Ask HN: Why is Gmail so incompetent at basic search?
45 sn9 35 7/21/2025, 10:12:41 PM
I'm South Asian and my personal email reflects that, so I get spam from India despite never having lived there.
I tried searching for one specific character to mass delete spam, "₹" (quoted in the literal query), and the search returned a few matches and then the rest were extremely obviously not remotely matches.
Why has a search company compromised a flagship product's ability to search?
Has anyone developed a workaround so that they can actually search their inbox and act on the results? Should I download Thunderbird or something?
Google was a search company, many years ago.
Today's Google is an advertising company that just happens to have a legacy search division.
As an extension, what we're seeing with OpenAi et al. is that they are capturing that attention and taking search with them. And so (as I referred to a couple comments down) OpenAI and the others are in the Google pre-2006 moment where the products are highly successfully engaging and grabbing our attention, but they haven't quite found the business model that prints money in the way Google Ads do.
So we'll see. What do you think?
https://www.hbs.edu/faculty/Pages/item.aspx?num=33707
It was an answer to the OP’s question about why Gmail search feels broken, and a nod to the previous comment pointing out Google’s core business is selling ads. In that context, Gmail isn’t optimized for superior search. It’s part of a data funnel that enables keyword targeting, ad placement, and behavioral profiling.
For me, there’s a deeper product lesson here, but also a signal about how someone thinks. Whether a candidate answers “ads” or “search” or “email” isn’t what really matters. It’s the why behind the answer that matters most.
At the end of the day, business models directly shape product decisions. That tension is something every product manager has to navigate because they sit between the business and technical sides of a company. Being able to see and articulate that tradeoff, especially when user needs diverge from monetization incentives, is key to both building effectively and being a successful product manager.
More often the business model, like subscriptions, is more tightly connected to the product. User has X problem that product Y solves and the company receives Z dollars in exchange for access. However, there are many examples where the pricing or monetization strategy is not so clearly connected to the feature set, of which google search is a great example.
For the record, I don't ask this question to junior PMs.
However, you highlight the real problem with ad-supported tech. It creates perverse incentives that makes the world an objectively worse place for most just to sell another ad. It justifies actions and data collection that would be illegal if it were anything other than a large corporation peforming that activity. At some point in history the words, "just trying to make my quarterly numbers", will be looked at with the same level of horror and shame as a similar phrase was over 75 years ago.
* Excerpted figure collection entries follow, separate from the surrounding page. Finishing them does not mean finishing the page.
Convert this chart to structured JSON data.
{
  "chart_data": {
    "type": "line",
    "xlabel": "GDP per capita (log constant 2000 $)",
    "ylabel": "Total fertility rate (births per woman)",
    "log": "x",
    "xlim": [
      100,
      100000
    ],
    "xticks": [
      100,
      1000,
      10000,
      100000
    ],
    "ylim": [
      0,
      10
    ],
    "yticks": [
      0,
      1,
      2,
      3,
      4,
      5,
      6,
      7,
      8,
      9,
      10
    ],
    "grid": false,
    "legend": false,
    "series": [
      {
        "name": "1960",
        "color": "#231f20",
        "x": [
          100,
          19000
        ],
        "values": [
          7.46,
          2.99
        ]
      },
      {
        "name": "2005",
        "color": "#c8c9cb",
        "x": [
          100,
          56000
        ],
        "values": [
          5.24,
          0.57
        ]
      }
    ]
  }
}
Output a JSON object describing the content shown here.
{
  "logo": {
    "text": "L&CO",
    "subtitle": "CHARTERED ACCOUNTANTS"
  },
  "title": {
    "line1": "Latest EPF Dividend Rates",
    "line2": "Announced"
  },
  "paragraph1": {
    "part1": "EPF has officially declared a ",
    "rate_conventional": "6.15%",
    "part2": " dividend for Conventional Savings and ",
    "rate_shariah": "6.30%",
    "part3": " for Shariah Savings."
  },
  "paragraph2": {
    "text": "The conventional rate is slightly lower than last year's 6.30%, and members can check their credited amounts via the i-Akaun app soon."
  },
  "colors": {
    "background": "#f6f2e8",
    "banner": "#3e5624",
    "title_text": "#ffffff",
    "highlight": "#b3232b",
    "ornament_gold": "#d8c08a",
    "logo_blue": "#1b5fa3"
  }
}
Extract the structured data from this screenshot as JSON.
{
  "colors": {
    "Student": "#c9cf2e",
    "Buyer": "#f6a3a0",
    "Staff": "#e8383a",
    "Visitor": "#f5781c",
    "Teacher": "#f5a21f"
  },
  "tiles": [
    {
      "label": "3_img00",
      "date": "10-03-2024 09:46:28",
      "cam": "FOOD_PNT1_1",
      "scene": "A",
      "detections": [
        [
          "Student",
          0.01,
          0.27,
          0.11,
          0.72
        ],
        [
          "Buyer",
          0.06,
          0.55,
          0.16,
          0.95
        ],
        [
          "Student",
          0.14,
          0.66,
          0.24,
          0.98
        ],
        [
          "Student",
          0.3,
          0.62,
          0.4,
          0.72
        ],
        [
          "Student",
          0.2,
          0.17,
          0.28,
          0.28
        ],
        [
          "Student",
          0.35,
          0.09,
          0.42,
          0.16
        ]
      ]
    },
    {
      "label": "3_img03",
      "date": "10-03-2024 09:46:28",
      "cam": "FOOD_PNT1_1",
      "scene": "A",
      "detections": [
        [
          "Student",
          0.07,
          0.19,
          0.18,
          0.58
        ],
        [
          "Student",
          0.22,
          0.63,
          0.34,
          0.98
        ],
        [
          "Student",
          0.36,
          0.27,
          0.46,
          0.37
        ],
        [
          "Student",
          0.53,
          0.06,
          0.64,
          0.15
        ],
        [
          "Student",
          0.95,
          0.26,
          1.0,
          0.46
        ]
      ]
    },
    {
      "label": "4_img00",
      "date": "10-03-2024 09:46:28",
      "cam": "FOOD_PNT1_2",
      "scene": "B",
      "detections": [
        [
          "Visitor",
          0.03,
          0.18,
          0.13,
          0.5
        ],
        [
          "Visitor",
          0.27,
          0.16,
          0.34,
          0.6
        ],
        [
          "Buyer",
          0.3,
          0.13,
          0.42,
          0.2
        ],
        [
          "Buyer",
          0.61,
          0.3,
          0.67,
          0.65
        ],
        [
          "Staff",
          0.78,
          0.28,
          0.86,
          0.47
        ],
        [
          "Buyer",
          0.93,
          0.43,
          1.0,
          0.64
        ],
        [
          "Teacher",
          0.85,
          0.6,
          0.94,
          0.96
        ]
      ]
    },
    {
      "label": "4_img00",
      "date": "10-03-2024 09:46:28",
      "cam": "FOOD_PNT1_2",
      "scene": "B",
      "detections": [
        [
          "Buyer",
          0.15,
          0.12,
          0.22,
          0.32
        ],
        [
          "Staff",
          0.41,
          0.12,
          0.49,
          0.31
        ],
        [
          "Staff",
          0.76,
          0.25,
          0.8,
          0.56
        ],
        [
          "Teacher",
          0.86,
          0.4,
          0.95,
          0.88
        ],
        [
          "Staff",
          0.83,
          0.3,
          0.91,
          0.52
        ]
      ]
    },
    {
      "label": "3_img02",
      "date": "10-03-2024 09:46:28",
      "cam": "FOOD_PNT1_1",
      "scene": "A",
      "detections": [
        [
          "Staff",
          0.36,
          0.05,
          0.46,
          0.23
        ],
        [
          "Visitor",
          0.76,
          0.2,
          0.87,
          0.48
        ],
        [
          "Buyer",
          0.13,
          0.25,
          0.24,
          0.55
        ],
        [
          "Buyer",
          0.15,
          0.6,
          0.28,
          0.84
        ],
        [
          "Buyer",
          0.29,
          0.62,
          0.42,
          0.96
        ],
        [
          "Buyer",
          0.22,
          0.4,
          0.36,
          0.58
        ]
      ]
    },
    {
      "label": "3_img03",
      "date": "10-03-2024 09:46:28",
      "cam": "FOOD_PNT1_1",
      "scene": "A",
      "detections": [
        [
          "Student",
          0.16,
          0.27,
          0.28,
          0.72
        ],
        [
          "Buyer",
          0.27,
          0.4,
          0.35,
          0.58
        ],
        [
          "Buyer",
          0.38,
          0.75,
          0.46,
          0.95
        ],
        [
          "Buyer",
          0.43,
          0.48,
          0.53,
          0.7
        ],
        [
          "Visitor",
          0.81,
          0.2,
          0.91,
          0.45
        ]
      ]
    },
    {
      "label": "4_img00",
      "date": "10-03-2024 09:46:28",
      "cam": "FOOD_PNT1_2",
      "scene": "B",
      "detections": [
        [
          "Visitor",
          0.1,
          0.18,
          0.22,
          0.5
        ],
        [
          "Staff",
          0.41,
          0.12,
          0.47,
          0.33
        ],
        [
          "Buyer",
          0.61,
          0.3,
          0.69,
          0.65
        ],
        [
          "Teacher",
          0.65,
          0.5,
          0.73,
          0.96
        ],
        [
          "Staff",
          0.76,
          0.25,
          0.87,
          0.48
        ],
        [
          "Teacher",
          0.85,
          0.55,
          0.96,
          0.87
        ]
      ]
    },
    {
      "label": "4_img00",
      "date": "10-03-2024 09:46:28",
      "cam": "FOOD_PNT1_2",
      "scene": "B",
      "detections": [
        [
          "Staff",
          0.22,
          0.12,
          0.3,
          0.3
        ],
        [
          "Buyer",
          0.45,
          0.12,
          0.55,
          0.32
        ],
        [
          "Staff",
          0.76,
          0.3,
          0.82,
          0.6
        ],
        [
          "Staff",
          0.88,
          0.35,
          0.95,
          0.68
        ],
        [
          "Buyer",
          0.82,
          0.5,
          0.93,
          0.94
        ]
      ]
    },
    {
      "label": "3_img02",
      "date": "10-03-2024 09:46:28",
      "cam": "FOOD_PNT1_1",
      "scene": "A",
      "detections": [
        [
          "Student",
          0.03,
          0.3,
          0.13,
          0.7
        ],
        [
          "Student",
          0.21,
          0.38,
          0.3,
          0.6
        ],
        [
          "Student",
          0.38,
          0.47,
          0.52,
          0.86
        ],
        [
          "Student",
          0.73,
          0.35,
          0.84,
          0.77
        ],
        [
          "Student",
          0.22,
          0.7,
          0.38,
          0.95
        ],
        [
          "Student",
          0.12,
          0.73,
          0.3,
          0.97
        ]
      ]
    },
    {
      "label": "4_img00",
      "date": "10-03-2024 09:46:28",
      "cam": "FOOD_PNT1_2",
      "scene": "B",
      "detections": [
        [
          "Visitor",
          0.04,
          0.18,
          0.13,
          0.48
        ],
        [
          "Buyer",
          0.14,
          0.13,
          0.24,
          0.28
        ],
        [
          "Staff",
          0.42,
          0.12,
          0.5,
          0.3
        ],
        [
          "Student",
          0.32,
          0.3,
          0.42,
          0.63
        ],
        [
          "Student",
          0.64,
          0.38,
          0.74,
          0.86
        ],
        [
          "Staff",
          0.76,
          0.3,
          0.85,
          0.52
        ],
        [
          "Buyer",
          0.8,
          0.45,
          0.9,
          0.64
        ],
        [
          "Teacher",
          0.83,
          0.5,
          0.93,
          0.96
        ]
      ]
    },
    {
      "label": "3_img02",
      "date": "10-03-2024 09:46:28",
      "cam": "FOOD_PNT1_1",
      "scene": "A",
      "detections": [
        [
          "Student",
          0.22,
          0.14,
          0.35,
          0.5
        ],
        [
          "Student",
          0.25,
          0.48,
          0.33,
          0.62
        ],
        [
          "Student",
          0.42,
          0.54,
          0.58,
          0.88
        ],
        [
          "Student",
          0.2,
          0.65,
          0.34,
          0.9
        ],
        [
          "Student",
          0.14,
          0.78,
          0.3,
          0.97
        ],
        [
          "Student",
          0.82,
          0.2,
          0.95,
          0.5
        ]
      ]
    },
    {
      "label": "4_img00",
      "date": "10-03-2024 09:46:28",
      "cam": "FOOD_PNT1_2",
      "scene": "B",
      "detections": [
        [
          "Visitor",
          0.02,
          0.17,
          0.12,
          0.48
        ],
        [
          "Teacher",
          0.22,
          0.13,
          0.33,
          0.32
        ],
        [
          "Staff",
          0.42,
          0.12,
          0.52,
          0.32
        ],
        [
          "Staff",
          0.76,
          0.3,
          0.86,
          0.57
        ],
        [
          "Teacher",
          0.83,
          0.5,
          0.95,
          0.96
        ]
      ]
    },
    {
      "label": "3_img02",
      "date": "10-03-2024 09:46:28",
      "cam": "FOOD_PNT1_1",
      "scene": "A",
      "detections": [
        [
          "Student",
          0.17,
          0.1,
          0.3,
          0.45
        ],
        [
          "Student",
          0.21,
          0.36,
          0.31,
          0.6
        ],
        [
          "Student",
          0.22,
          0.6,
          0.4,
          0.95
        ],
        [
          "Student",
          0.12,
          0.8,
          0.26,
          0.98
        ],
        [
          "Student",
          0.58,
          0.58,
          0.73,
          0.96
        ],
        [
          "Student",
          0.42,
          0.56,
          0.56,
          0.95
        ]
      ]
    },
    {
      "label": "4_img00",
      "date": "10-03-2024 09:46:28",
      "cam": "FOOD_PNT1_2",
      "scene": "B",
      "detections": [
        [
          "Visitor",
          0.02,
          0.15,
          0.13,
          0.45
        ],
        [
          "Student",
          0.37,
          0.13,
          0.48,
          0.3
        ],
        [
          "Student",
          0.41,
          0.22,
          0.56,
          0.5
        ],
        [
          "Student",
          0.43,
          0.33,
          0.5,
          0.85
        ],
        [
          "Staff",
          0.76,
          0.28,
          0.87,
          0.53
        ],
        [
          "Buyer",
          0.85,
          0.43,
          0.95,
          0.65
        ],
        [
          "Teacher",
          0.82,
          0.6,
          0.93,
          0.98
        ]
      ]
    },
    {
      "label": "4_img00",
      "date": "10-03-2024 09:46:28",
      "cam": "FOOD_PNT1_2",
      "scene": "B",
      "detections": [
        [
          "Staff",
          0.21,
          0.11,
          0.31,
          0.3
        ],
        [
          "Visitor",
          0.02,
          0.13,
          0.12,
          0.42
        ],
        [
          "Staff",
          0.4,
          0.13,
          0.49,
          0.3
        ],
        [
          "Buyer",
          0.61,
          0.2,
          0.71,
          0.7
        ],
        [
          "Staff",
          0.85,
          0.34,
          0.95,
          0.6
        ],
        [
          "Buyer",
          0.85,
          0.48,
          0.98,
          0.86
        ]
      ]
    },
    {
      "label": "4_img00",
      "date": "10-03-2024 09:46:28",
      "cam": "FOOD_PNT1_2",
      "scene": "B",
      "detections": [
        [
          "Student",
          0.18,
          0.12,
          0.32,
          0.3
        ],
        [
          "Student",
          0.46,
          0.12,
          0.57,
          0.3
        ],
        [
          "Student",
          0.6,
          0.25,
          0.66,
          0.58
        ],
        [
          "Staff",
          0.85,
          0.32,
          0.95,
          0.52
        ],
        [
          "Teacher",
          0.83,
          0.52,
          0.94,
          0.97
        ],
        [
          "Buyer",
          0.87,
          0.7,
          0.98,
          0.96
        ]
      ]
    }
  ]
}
Don’t trust Outlook for other functions in Gmail reliably though. Or Calendar. Examples are things like double emails being sent and calendar updates being missed.
At our company a lot of people use Outlook to handle their Gmail functions and it’s quite problematic…but Outlook’s search is far superior.
So I think of the browser as the main interface and only use Outlook for search.
Curious if the poor search performance you saw is related to the non-Roman alphabet search or another factor.
I once was looking for a video I watched a few months ago with a history search. Nothing brought it up.
I found it with text match in my browser history.
Out of curiosity, I tried every combination of words in its title, including the full title verbatim, and it did not show up. It is truly astonishing how bad it is.
If I know what channel the video I'm looking for is from, I end up going directly to the channel and searching from there.
Otherwise I've definitely resorted to using my history as well.
This is really only the latest example of nearly useless search results.
I genuinely don't understand how in terms of both latency and accuracy, Google is failing at this embarrassingly parallel problem. Fuzzy searching I'd understand, but not searches for specific strings.
In 2025!
I pondered my problem for a few days, thinking about what sort of external service I could use to surgically remove these numerous, daily, very specifically identifiable spam emails before I stumbled on a thread on StackOverflow where some people discussed using Google App Scripts to do this very thing.
I’d recommend searching the web for that sort of topic. You’ll find that there’s a way to set up an hourly script job that will wipe this spam completely off your mailbox and find some peace.
Hope this points you in the right direction. The idea of having to use yet another Google service to fix an existing separate one is such a stupid labyrinthine experience, but at least it beats having to set up a job on a VPS for this.
If you had this issue with another mailbox service provider, a VPS approach would probably be necessary, though.
You could self host but that’s a nuisance I’m happy to pay someone for.
Search sucks even when using English. It fails to find emails I know have certain words in the subject.
The entire Google ecosystem is a hot dumpster fire of garbage that doesn’t help me at all at this point. It used to be amazing when they focused on organizing information rather than selling eyeballs. But all things turn to shit chasing profits.
Try this now, go to your inbox, filter emails by date, you will get back a list where your emails are sorted randomly ... no really, check it out. This is a new "feature". Their PMs should be shot.